Frank Evans
- Frank Evans, Matador

Personal information
- Nickname(s): El Inglés (The Englishman) The bus-pass bullfighter
- Born: Francis Evans 18 August 1942 (age 83) Salford, Lancashire, England

Sport
- Sport: Bullfighting
- Rank: Matador

= Frank Evans (bullfighter) =

British-born matador

Francis "Frank" Evans (born 18 August 1942) is a British-born matador, the most senior form of bullfighter, known as "El Inglés" (The Englishman.) He is reputed to be the only British bullfighter currently working professionally. He now holds Spanish citizenship.

==Early career==
The son of a butcher, Evans had started out with ambitions to be a rugby league professional. He was first interested in bullfighting on hearing his father's stories of watching fights when going into Spain from Gibraltar during World War II. In 1963, aged 19, on his first trip abroad (to attend a wedding in Spain) he witnessed his first bullfight at the Corpus Christi festival in Granada. A subsequent reading of the autobiography of Vincent Hitchcock, the first professional British bullfighter, persuaded him that it was possible for a Briton to train as a bullfighter. In April 1964 he attended a training school in Valencia.

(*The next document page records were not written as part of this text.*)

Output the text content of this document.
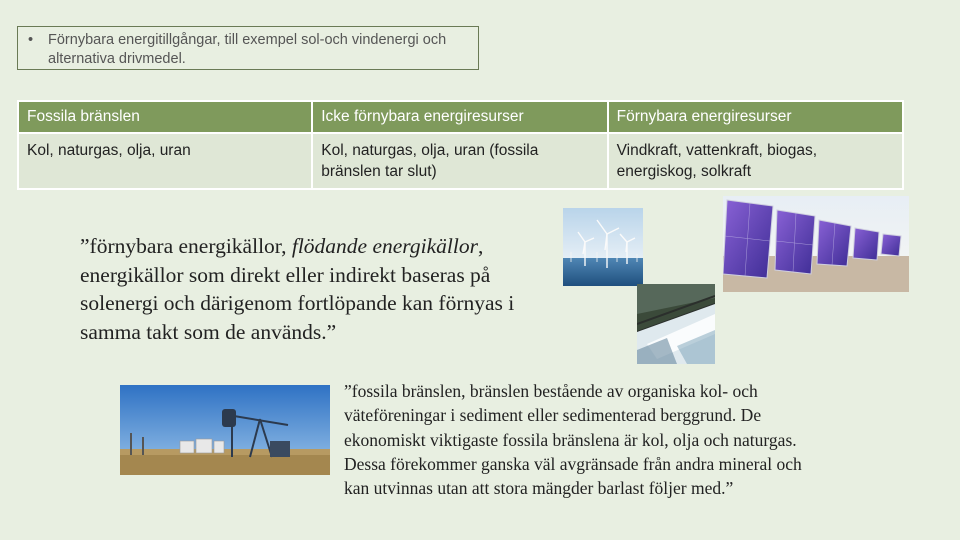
• Förnybara energitillgångar, till exempel sol-och vindenergi och alternativa drivmedel.
Fossila bränslen	Icke förnybara energiresurser	Förnybara energiresurser
Kol, naturgas, olja, uran	Kol, naturgas, olja, uran (fossila bränslen tar slut)	Vindkraft, vattenkraft, biogas, energiskog, solkraft
”förnybara energikällor, flödande energikällor, energikällor som direkt eller indirekt baseras på solenergi och därigenom fortlöpande kan förnyas i samma takt som de används.”
”fossila bränslen, bränslen bestående av organiska kol- och väteföreningar i sediment eller sedimenterad berggrund. De ekonomiskt viktigaste fossila bränslena är kol, olja och naturgas. Dessa förekommer ganska väl avgränsade från andra mineral och kan utvinnas utan att stora mängder barlast följer med.”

His first ever fight at a village festival was a disaster, with the bull running away with his cape, which had to be rescued by children. (Evans has described the event as "very Benny Hill"). His first professional fight as a novillero came in Montpellier in France in 1966, following a mix-up by the promoter, who believed he had booked another English fighter called Henry Higgins. However, by 1969, and after only three professional fights and struggling to earn a living and pay for equipment, Evans returned to Salford.

Back in Salford, he began a successful kitchen business. He was also an associate of George Best, at one point being his "unofficial manager".

==Resumption of his career==
The death of his father in 1976 persuaded him that "life is too short" not to pursue one's dreams, and he returned to Spain. By 1979 he was fighting again professionally.

Noticing that although Evans was not highly ranked, he was drawing large crowds, the owner of the Benalmádena ring began to give Evans regular bookings. By 1991 he achieved matador status. In 2003 he was ranked number 63 in the world, out of some 10,000 bullfighters. In 2005 he announced his retirement, due to arthritis in his knee from a rugby league injury. At the time he said he would continue his business interests in property, construction and importing tobacco.

==Retirement and return==
Subsequent to his retirement, Evans received a replacement titanium knee. On a routine health check in 2007 it was discovered that he had blocked arteries and a leaking heart valve. He underwent a quadruple heart bypass.

In 2009 he announced his return to bullfighting. His first fight was in Benalmadena, killing two bulls and receiving the ears of the bulls as an award from the judges. Evans has stated that only old age will stop him from fighting, and that he plans fights in Ecuador, Colombia and Peru, the three bullfighting countries he has yet to perform in.

==Injuries==
Evans has been gored six times. These include a perforated buttock sustained in 1984 in Ciudad Rodrigo, and a foot-long gash sustained in a fight in Mexico.

==In the media==
In 1988 Evans made an extended appearance on the After Dark topical discussion programme on Channel 4, alongside among others Katie Boyle and Miriam Rothschild. He was the subject of a Channel 4 documentary entitled The Buspass Bullfighter, and has written a well-received autobiography, The Last British Bullfighter. Both his retirement and return were covered extensively in the British media.

In 2009 it was reported that threats from animal rights activists had led Waterstones booksellers to abandon booksigning sessions for Evans' autobiography in Liverpool and Manchester. It was also reported that Evans had previously received death threats, and that the post office had intercepted a parcel bomb intended for him.

In 2012, Evans was featured in a book, The Bull and The Ban, giving his views on bullfighting regulations and how they could be changed to be less cruel.